Mile Marker 105: Syntec Reaches for Economic Efficiency

By Jerry W. Kram
In a long and winding road, sometimes the only way to note progress is to watch the mile markers on the side of the road as they slowly tick higher. On the road to commercially producing cellulosic ethanol, Syntec Biofuel Inc. recently passed a significant marker. Its thermochemical method of producing ethanol and other alcohols reached a production efficiency of 105 gallons per ton of biomass.

According to George Kosanovich, chief executive officer of Syntec, the milestone was significant not only because it exceeds the threshold for the economic production of biofuels, but also because it exceeds the efficiency of fuel production from corn.

Syntec's B2A process is based on the gasification of biomass and the catalytic reforming of synthesis gas in a Fischer-Tropsch process. The original research on the process was conducted at the University of British Columbia in Vancouver in 2000. Syntec was formed to commercialize the technology coming from the university. "The research has been ongoing since that time, primarily on catalyst development," Kosanovich says. The company has gone through several ownership changes over the years; Kosanovich joined the company a year ago.

The B2A process produces mixed alcohols as a final product. Eighty-five percent is methanol and ethanol, and the rest is propanol and butanol. A year ago, the process produced 40 gallons of alcohols for each ton of biomass produced.

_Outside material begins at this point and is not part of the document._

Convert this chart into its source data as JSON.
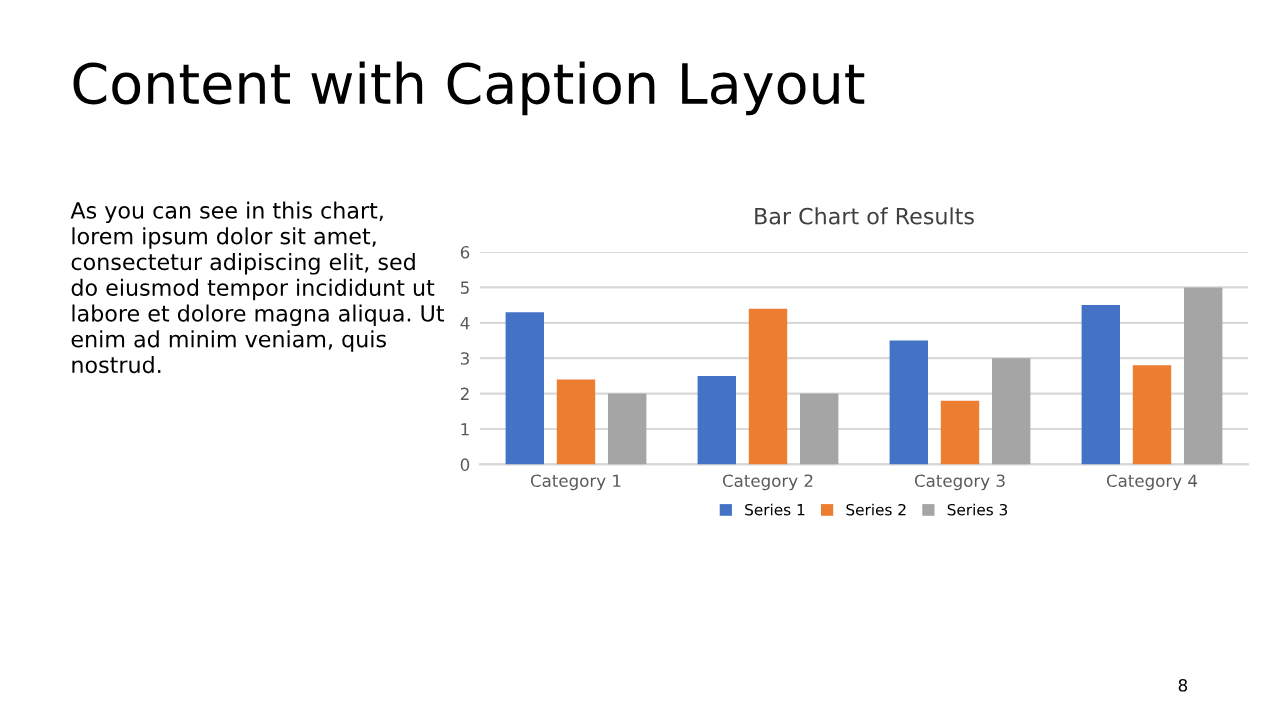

Kosanovich uses rough estimates of 1,000 pounds of carbon per ton of biomass and a little less than seven pounds of carbon in a gallon of alcohol to calculate that the process was only approximately 30 percent efficient in converting the carbon in biomass into alcohols. With the improvements, the process' efficiency has surpassed 65 percent.

Kosanovich says advances in catalyst technology made it possible to make the 80-year-old Fischer-Tropsch technology more efficient. "We are changing from what I would call a chemistry focus to guide the lab advancement to an engineering/economic focus to improve the key properties and parameters of the catalyst," he explains. "We did this through a series of catalyst improvements, including getting away from very expensive components in the catalyst. That not only made the catalyst a higher performer, but less expensive to produce."

To improve the catalyst by more than 150 percent took a considerable amount of micro- and nanoscale engineers. "We made a whole series of detailed improvements to the catalyst's promoters and copromoters, plus detailed changes to the construction of the pellet," Kosanovich says. "We had to look at [the pellet's] porosity, pore size and composition to actually put the active sites down on the catalyst carrier pellet. Optimizing all those elements allowed us to create the improvements we did."

Syntec researchers worked to find the best balance among 15 different parameters to evaluate and improve the performance of the catalyst. Kosanovich says they actually underestimated the complexity of the task when all the substitution of ingredients was taken into consideration. "It's a highly multivariate composition," he says. "We are still in the midst of that task, but we have found a few key breakthroughs that allowed us to have that very impressive improvement. However, we haven't completely optimized it yet." Along with efficiency improvements, Syntec is investigating ways to increase its catalyst's longevity. The third goal is to increase the catalyst's productivity, which Kosanovich describes as the amount of alcohol produced per pellet of catalyst.

While Syntec continues to work on improving its catalyst, the economics are positive enough for the company to move ahead and develop a demonstration-scale plant. Kosanovich says the company is currently raising funds and evaluating sites for the demonstration facility. "We are at a point where, if the catalyst does not get an iota better, our economics are quite impressive," he says. "However, we know we are not done with that improvement cycle. There are a bunch of things we are going to do that we are confident will yield additional improvements."